= Illinois Student Assistance Commission =

Quasi-public scholarship panel in the U.S. state of Illinois

Monetary Award Program (MAP)

Illinois State Financial Aid Grant

Overview

| Jurisdiction | Illinois, United States |
| Administered by | Illinois Student Assistance Commission (ISAC) |
| Type | Need-based financial aid |
| Established | 1957 |
| Status | ● Active |

Eligibility & Award Terms

| Target audience | Undergraduate Illinois residents |
| Financial basis | Demonstrated financial need (FAFSA or Alternative App) |
| Enrollment req. | Minimum 3 credit hours per term |
| Maximum award | Up to $8,400 per academic year |
| Coverage | Tuition and mandatory institutional fees only |
| Lifetime limit | 135 MAP Paid Credit Hours |

Official Website:

www.isac.org/map
The Illinois Student Assistance Commission (ISAC) is a quasi-public, ten-member panel with a permanent staff.
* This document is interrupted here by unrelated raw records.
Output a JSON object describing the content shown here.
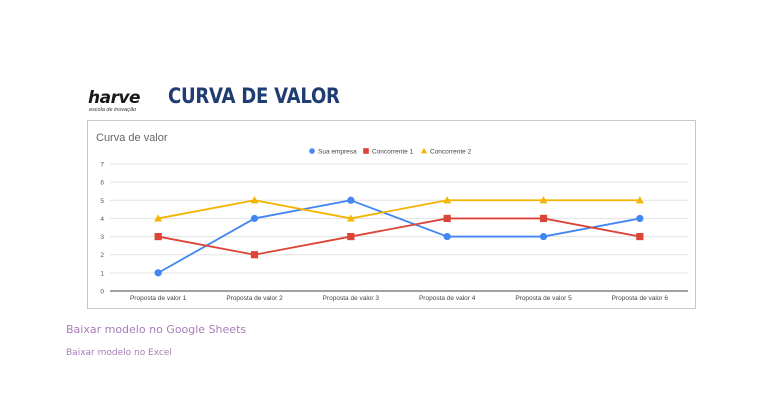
{
  "brand": {
    "name": "harve",
    "tagline": "escola de inovação"
  },
  "page": {
    "title": "CURVA DE VALOR"
  },
  "links": [
    {
      "label": "Baixar modelo no Google Sheets"
    },
    {
      "label": "Baixar modelo no Excel"
    }
  ],
  "chart_data": {
    "type": "line",
    "title": "Curva de valor",
    "categories": [
      "Proposta de valor 1",
      "Proposta de valor 2",
      "Proposta de valor 3",
      "Proposta de valor 4",
      "Proposta de valor 5",
      "Proposta de valor 6"
    ],
    "series": [
      {
        "name": "Sua empresa",
        "values": [
          1,
          4,
          5,
          3,
          3,
          4
        ],
        "color": "#4285f4",
        "marker": "circle"
      },
      {
        "name": "Concorrente 1",
        "values": [
          3,
          2,
          3,
          4,
          4,
          3
        ],
        "color": "#db4437",
        "marker": "square"
      },
      {
        "name": "Concorrente 2",
        "values": [
          4,
          5,
          4,
          5,
          5,
          5
        ],
        "color": "#f4b400",
        "marker": "triangle"
      }
    ],
    "ylim": [
      0,
      7
    ],
    "yticks": [
      "0",
      "1",
      "2",
      "3",
      "4",
      "5",
      "6",
      "7"
    ],
    "grid": true,
    "legend_position": "top"
  }
}
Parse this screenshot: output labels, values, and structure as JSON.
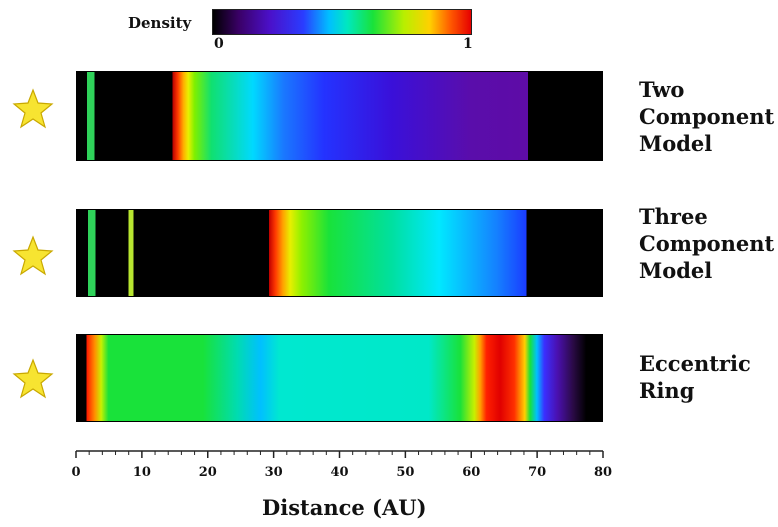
{
  "colorbar": {
    "title": "Density",
    "min_label": "0",
    "max_label": "1",
    "colors": [
      "#000000",
      "#3a0066",
      "#4b10c9",
      "#2a3cff",
      "#00bfff",
      "#00e8c0",
      "#19e23a",
      "#b8ef00",
      "#ffd000",
      "#ff5a00",
      "#e60000"
    ]
  },
  "models": [
    {
      "label_lines": [
        "Two",
        "Component",
        "Model"
      ],
      "icon": "star-icon"
    },
    {
      "label_lines": [
        "Three",
        "Component",
        "Model"
      ],
      "icon": "star-icon"
    },
    {
      "label_lines": [
        "Eccentric",
        "Ring"
      ],
      "icon": "star-icon"
    }
  ],
  "axis": {
    "title": "Distance (AU)",
    "range": [
      0,
      80
    ],
    "ticks": [
      0,
      10,
      20,
      30,
      40,
      50,
      60,
      70,
      80
    ],
    "tick_labels": [
      "0",
      "10",
      "20",
      "30",
      "40",
      "50",
      "60",
      "70",
      "80"
    ]
  },
  "star_color": "#f7e431"
}
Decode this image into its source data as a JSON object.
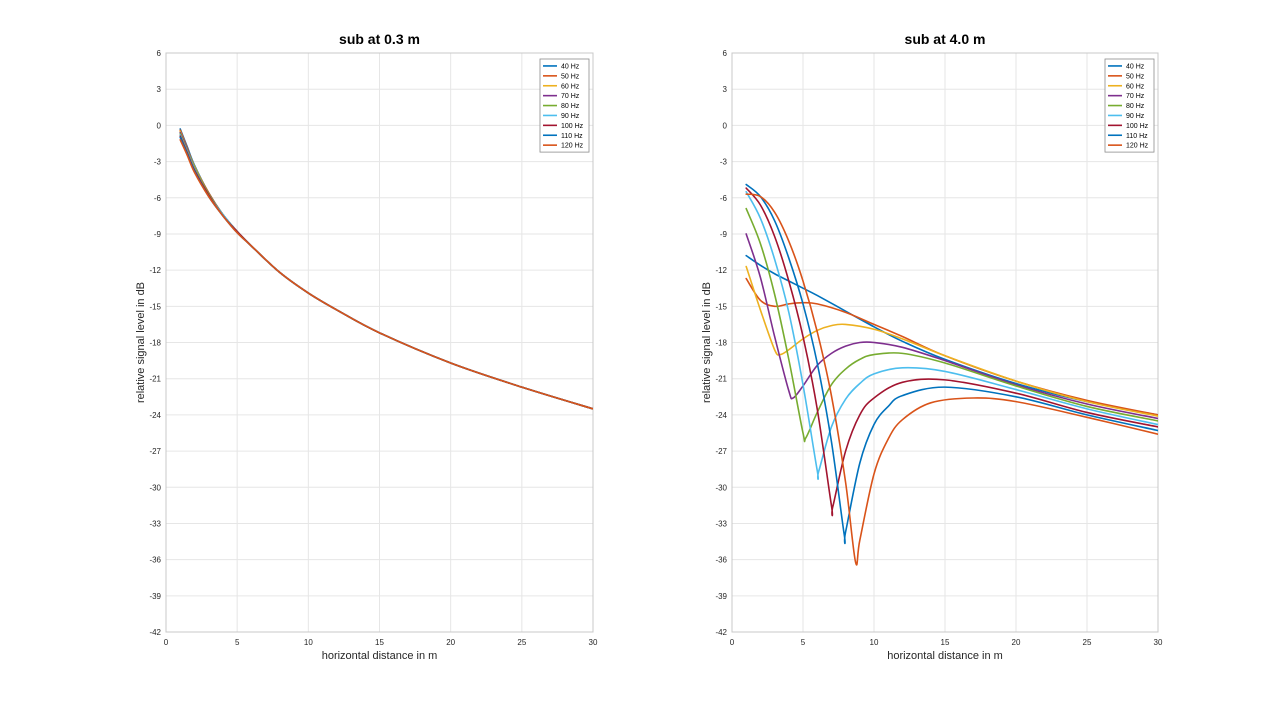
{
  "chart_data": [
    {
      "type": "line",
      "title": "sub at 0.3 m",
      "xlabel": "horizontal distance in m",
      "ylabel": "relative signal level in dB",
      "xlim": [
        0,
        30
      ],
      "ylim": [
        -42,
        6
      ],
      "xticks": [
        0,
        5,
        10,
        15,
        20,
        25,
        30
      ],
      "yticks": [
        6,
        3,
        0,
        -3,
        -6,
        -9,
        -12,
        -15,
        -18,
        -21,
        -24,
        -27,
        -30,
        -33,
        -36,
        -39,
        -42
      ],
      "grid": true,
      "legend_location": "top-right",
      "series": [
        {
          "name": "40 Hz",
          "color": "#0072BD",
          "x": [
            1,
            1.5,
            2,
            3,
            4,
            5,
            6,
            8,
            10,
            12,
            15,
            20,
            25,
            30
          ],
          "y": [
            -0.3,
            -1.8,
            -3.3,
            -5.6,
            -7.4,
            -8.8,
            -10.0,
            -12.2,
            -13.9,
            -15.3,
            -17.2,
            -19.7,
            -21.7,
            -23.5
          ]
        },
        {
          "name": "50 Hz",
          "color": "#D95319",
          "x": [
            1,
            1.5,
            2,
            3,
            4,
            5,
            6,
            8,
            10,
            12,
            15,
            20,
            25,
            30
          ],
          "y": [
            -0.4,
            -1.9,
            -3.4,
            -5.6,
            -7.4,
            -8.8,
            -10.0,
            -12.2,
            -13.9,
            -15.3,
            -17.2,
            -19.7,
            -21.7,
            -23.5
          ]
        },
        {
          "name": "60 Hz",
          "color": "#EDB120",
          "x": [
            1,
            1.5,
            2,
            3,
            4,
            5,
            6,
            8,
            10,
            12,
            15,
            20,
            25,
            30
          ],
          "y": [
            -0.5,
            -2.0,
            -3.4,
            -5.7,
            -7.4,
            -8.8,
            -10.0,
            -12.2,
            -13.9,
            -15.3,
            -17.2,
            -19.7,
            -21.7,
            -23.5
          ]
        },
        {
          "name": "70 Hz",
          "color": "#7E2F8E",
          "x": [
            1,
            1.5,
            2,
            3,
            4,
            5,
            6,
            8,
            10,
            12,
            15,
            20,
            25,
            30
          ],
          "y": [
            -0.6,
            -2.0,
            -3.5,
            -5.7,
            -7.4,
            -8.8,
            -10.0,
            -12.2,
            -13.9,
            -15.3,
            -17.2,
            -19.7,
            -21.7,
            -23.5
          ]
        },
        {
          "name": "80 Hz",
          "color": "#77AC30",
          "x": [
            1,
            1.5,
            2,
            3,
            4,
            5,
            6,
            8,
            10,
            12,
            15,
            20,
            25,
            30
          ],
          "y": [
            -0.7,
            -2.1,
            -3.5,
            -5.7,
            -7.4,
            -8.8,
            -10.0,
            -12.2,
            -13.9,
            -15.3,
            -17.2,
            -19.7,
            -21.7,
            -23.5
          ]
        },
        {
          "name": "90 Hz",
          "color": "#4DBEEE",
          "x": [
            1,
            1.5,
            2,
            3,
            4,
            5,
            6,
            8,
            10,
            12,
            15,
            20,
            25,
            30
          ],
          "y": [
            -0.8,
            -2.2,
            -3.6,
            -5.8,
            -7.4,
            -8.8,
            -10.0,
            -12.2,
            -13.9,
            -15.3,
            -17.2,
            -19.7,
            -21.7,
            -23.5
          ]
        },
        {
          "name": "100 Hz",
          "color": "#A2142F",
          "x": [
            1,
            1.5,
            2,
            3,
            4,
            5,
            6,
            8,
            10,
            12,
            15,
            20,
            25,
            30
          ],
          "y": [
            -0.9,
            -2.3,
            -3.7,
            -5.8,
            -7.5,
            -8.8,
            -10.0,
            -12.2,
            -13.9,
            -15.3,
            -17.2,
            -19.7,
            -21.7,
            -23.5
          ]
        },
        {
          "name": "110 Hz",
          "color": "#0072BD",
          "x": [
            1,
            1.5,
            2,
            3,
            4,
            5,
            6,
            8,
            10,
            12,
            15,
            20,
            25,
            30
          ],
          "y": [
            -1.0,
            -2.4,
            -3.8,
            -5.9,
            -7.5,
            -8.9,
            -10.0,
            -12.2,
            -13.9,
            -15.3,
            -17.2,
            -19.7,
            -21.7,
            -23.5
          ]
        },
        {
          "name": "120 Hz",
          "color": "#D95319",
          "x": [
            1,
            1.5,
            2,
            3,
            4,
            5,
            6,
            8,
            10,
            12,
            15,
            20,
            25,
            30
          ],
          "y": [
            -1.2,
            -2.5,
            -3.9,
            -5.9,
            -7.5,
            -8.9,
            -10.0,
            -12.2,
            -13.9,
            -15.3,
            -17.2,
            -19.7,
            -21.7,
            -23.5
          ]
        }
      ]
    },
    {
      "type": "line",
      "title": "sub at 4.0 m",
      "xlabel": "horizontal distance in m",
      "ylabel": "relative signal level in dB",
      "xlim": [
        0,
        30
      ],
      "ylim": [
        -42,
        6
      ],
      "xticks": [
        0,
        5,
        10,
        15,
        20,
        25,
        30
      ],
      "yticks": [
        6,
        3,
        0,
        -3,
        -6,
        -9,
        -12,
        -15,
        -18,
        -21,
        -24,
        -27,
        -30,
        -33,
        -36,
        -39,
        -42
      ],
      "grid": true,
      "legend_location": "top-right",
      "series": [
        {
          "name": "40 Hz",
          "color": "#0072BD",
          "x": [
            1,
            2,
            3,
            4,
            5,
            6,
            8,
            10,
            12,
            15,
            20,
            25,
            30
          ],
          "y": [
            -10.8,
            -11.6,
            -12.3,
            -12.9,
            -13.5,
            -14.1,
            -15.4,
            -16.7,
            -17.9,
            -19.4,
            -21.4,
            -22.9,
            -24.0
          ]
        },
        {
          "name": "50 Hz",
          "color": "#D95319",
          "x": [
            1,
            2,
            3,
            4,
            5,
            6,
            8,
            10,
            12,
            15,
            20,
            25,
            30
          ],
          "y": [
            -12.7,
            -14.5,
            -15.0,
            -14.8,
            -14.7,
            -14.8,
            -15.5,
            -16.5,
            -17.5,
            -19.1,
            -21.2,
            -22.8,
            -24.0
          ]
        },
        {
          "name": "60 Hz",
          "color": "#EDB120",
          "x": [
            1,
            2,
            3,
            3.4,
            4,
            5,
            6,
            7,
            8,
            10,
            12,
            15,
            20,
            25,
            30
          ],
          "y": [
            -11.7,
            -15.3,
            -18.6,
            -19.0,
            -18.6,
            -17.7,
            -17.0,
            -16.6,
            -16.5,
            -16.9,
            -17.7,
            -19.1,
            -21.2,
            -22.9,
            -24.1
          ]
        },
        {
          "name": "70 Hz",
          "color": "#7E2F8E",
          "x": [
            1,
            2,
            3,
            4,
            4.3,
            5,
            6,
            7,
            8,
            9,
            10,
            12,
            15,
            20,
            25,
            30
          ],
          "y": [
            -9.0,
            -12.6,
            -17.5,
            -22.0,
            -22.6,
            -21.6,
            -19.9,
            -18.9,
            -18.3,
            -18.0,
            -18.0,
            -18.4,
            -19.5,
            -21.5,
            -23.1,
            -24.3
          ]
        },
        {
          "name": "80 Hz",
          "color": "#77AC30",
          "x": [
            1,
            2,
            3,
            4,
            5,
            5.2,
            6,
            7,
            8,
            9,
            10,
            12,
            15,
            20,
            25,
            30
          ],
          "y": [
            -6.9,
            -9.8,
            -14.0,
            -19.4,
            -25.5,
            -25.9,
            -23.8,
            -21.5,
            -20.2,
            -19.4,
            -19.0,
            -18.9,
            -19.7,
            -21.6,
            -23.3,
            -24.5
          ]
        },
        {
          "name": "90 Hz",
          "color": "#4DBEEE",
          "x": [
            1,
            2,
            3,
            4,
            5,
            6,
            6.1,
            7,
            8,
            9,
            10,
            12,
            15,
            20,
            25,
            30
          ],
          "y": [
            -5.5,
            -7.7,
            -11.1,
            -15.5,
            -21.5,
            -28.6,
            -28.7,
            -25.0,
            -22.7,
            -21.4,
            -20.6,
            -20.1,
            -20.4,
            -21.9,
            -23.5,
            -24.8
          ]
        },
        {
          "name": "100 Hz",
          "color": "#A2142F",
          "x": [
            1,
            2,
            3,
            4,
            5,
            6,
            7,
            7.1,
            8,
            9,
            10,
            12,
            15,
            20,
            25,
            30
          ],
          "y": [
            -5.2,
            -6.6,
            -9.2,
            -12.9,
            -17.5,
            -23.5,
            -31.5,
            -31.6,
            -27.0,
            -24.0,
            -22.6,
            -21.3,
            -21.1,
            -22.2,
            -23.8,
            -25.0
          ]
        },
        {
          "name": "110 Hz",
          "color": "#0072BD",
          "x": [
            1,
            2,
            3,
            4,
            5,
            6,
            7,
            7.9,
            8,
            9,
            10,
            11,
            12,
            15,
            20,
            25,
            30
          ],
          "y": [
            -4.9,
            -5.9,
            -7.9,
            -11.0,
            -14.8,
            -19.7,
            -26.2,
            -33.9,
            -33.7,
            -28.0,
            -24.8,
            -23.3,
            -22.4,
            -21.7,
            -22.5,
            -24.0,
            -25.3
          ]
        },
        {
          "name": "120 Hz",
          "color": "#D95319",
          "x": [
            1,
            2,
            3,
            4,
            5,
            6,
            7,
            8,
            8.7,
            9,
            10,
            11,
            12,
            14,
            17,
            20,
            25,
            30
          ],
          "y": [
            -5.7,
            -5.9,
            -7.2,
            -9.6,
            -12.9,
            -17.1,
            -22.4,
            -29.6,
            -36.2,
            -34.4,
            -28.9,
            -26.0,
            -24.4,
            -23.0,
            -22.6,
            -22.9,
            -24.2,
            -25.6
          ]
        }
      ]
    }
  ]
}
It operates several key Illinois programs of higher education and tuition assistance, of which the largest is the Monetary Award Program (MAP) grant program for eligible Illinois college students. It was founded in 1957.

==Organization==
The ten members of the ISAC Commission are appointed by the Governor of Illinois with the advice and consent of the Illinois Senate. Of the ten appointees, four are representatives of the professional education community, five are non-educator laypersons with an interest in higher education issues, and one member who is a student in Illinois higher education. Of the four educators, one each shall represent state universities in Illinois, private colleges and universities in Illinois, community colleges in Illinois and Illinois public high schools. The ISAC was created by the Illinois Compiled Statutes (110 ILCS 947/15).